A project to provide a tram service, Merseytram, was abandoned due to a lack of funds.

==Notable people==
- Peter Byrne (philosopher)
- Steve Coppell, former Manchester United football player and former manager of Reading, was born here.
- Shaun Duggan, writer, was born and grew up in the area.
- Howard Gayle, footballer
- Geoffrey Hughes, who found fame in Coronation Street, and later Heartbeat and Keeping Up Appearances grew up in Norris Green.
- Holly Johnson and other members of Frankie Goes to Hollywood.
- Chris Lawler, footballer for Liverpool FC
- Ian McCulloch, lead singer of the prominent Liverpool band Echo & the Bunnymen grew up on Parthenon Drive in Norris Green. Also, a track from their 2006 album Siberia is titled Parthenon Drive.
- Winifred Robinson, the BBC Radio presenter, lived here for twenty years from 1962.
- Joe Royle, former Everton player and Manchester City manager, was also from the area.
- 1980s pop band A Flock of Seagulls originated from Norris Green.
- Mark "Bez" Berry's parents grew up in the area.
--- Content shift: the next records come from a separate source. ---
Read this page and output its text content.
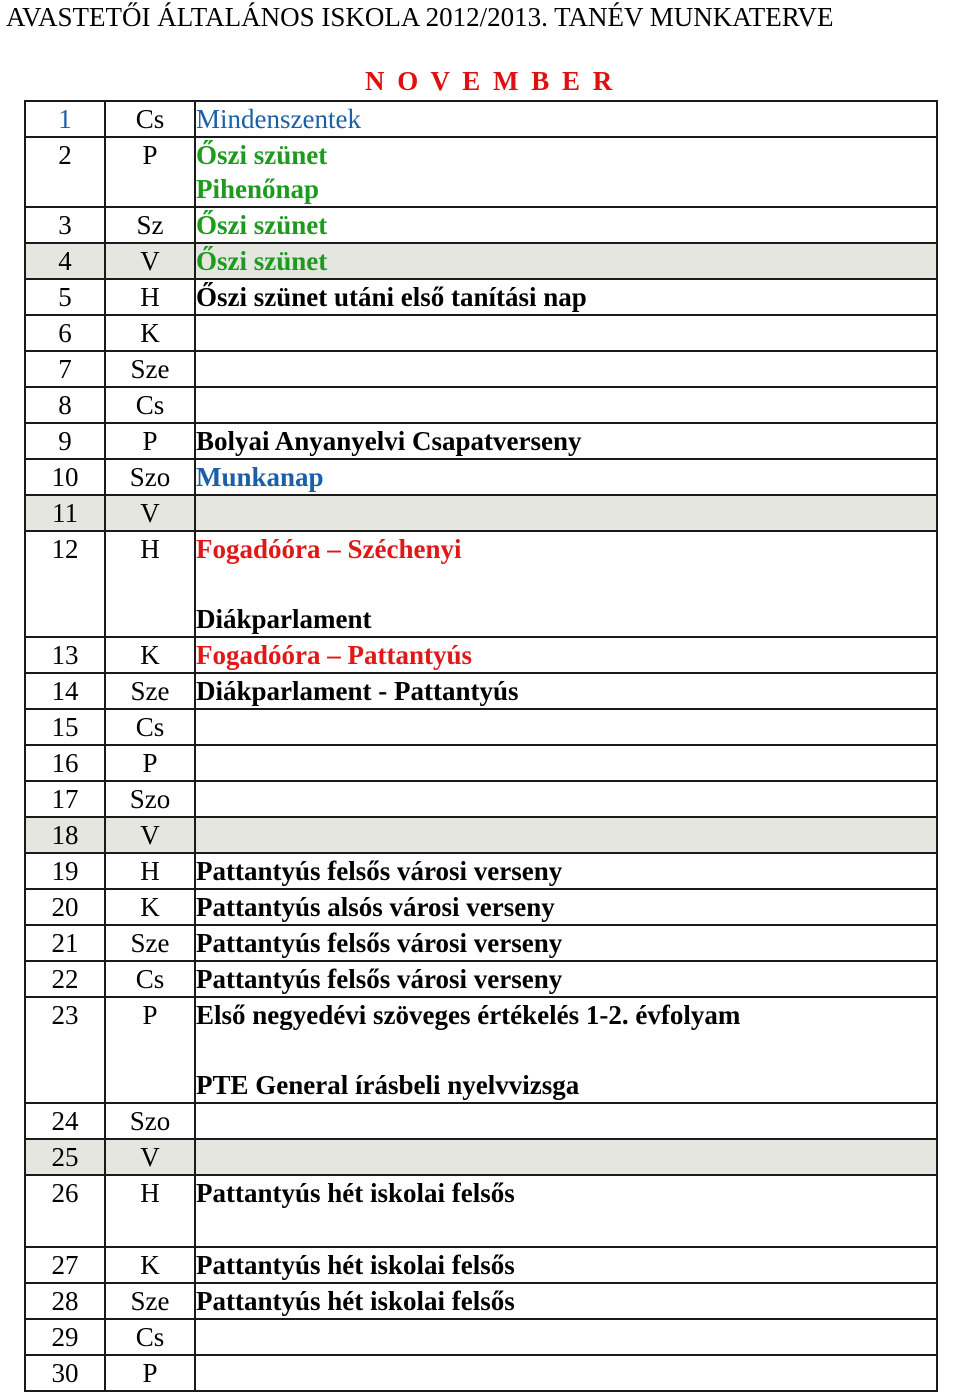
AVASTETŐI ÁLTALÁNOS ISKOLA 2012/2013. TANÉV MUNKATERVE
N O V E M B E R
1	Cs	Mindenszentek

2	P	Őszi szünet
Pihenőnap

3	Sz	Őszi szünet

4	V	Őszi szünet

5	H	Őszi szünet utáni első tanítási nap

6	K	

7	Sze	

8	Cs	

9	P	Bolyai Anyanyelvi Csapatverseny

10	Szo	Munkanap

11	V	

12	H	Fogadóóra – Széchenyi
Diákparlament

13	K	Fogadóóra – Pattantyús

14	Sze	Diákparlament - Pattantyús

15	Cs	

16	P	

17	Szo	

18	V	

19	H	Pattantyús felsős városi verseny

20	K	Pattantyús alsós városi verseny

21	Sze	Pattantyús felsős városi verseny

22	Cs	Pattantyús felsős városi verseny

23	P	Első negyedévi szöveges értékelés 1-2. évfolyam
PTE General írásbeli nyelvvizsga

24	Szo	

25	V	

26	H	Pattantyús hét iskolai felsős

27	K	Pattantyús hét iskolai felsős

28	Sze	Pattantyús hét iskolai felsős

29	Cs	

30	P	
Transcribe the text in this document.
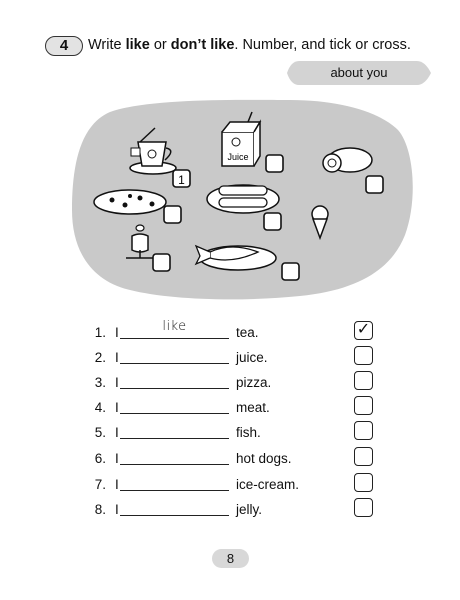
4	Write like or don’t like. Number, and tick or cross.
about you
Juice
1
1. I	like	tea.	✓
2. I	juice.
3. I	pizza.
4. I	meat.
5. I	fish.
6. I	hot dogs.
7. I	ice-cream.
8. I	jelly.
8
- Actor Tom Baker grew up in this area.
- Chris Wilder, Sheffield United football club manager, lived in the area.
- Molly McCann, UFC fighter, grew up in Norris Green.
- George Hannah (1928-1990), footballer who played as a forward for Newcastle United F.C., Lincoln City F.C., Manchester City F.C, Notts County F.C., and Bradford City A.F.C.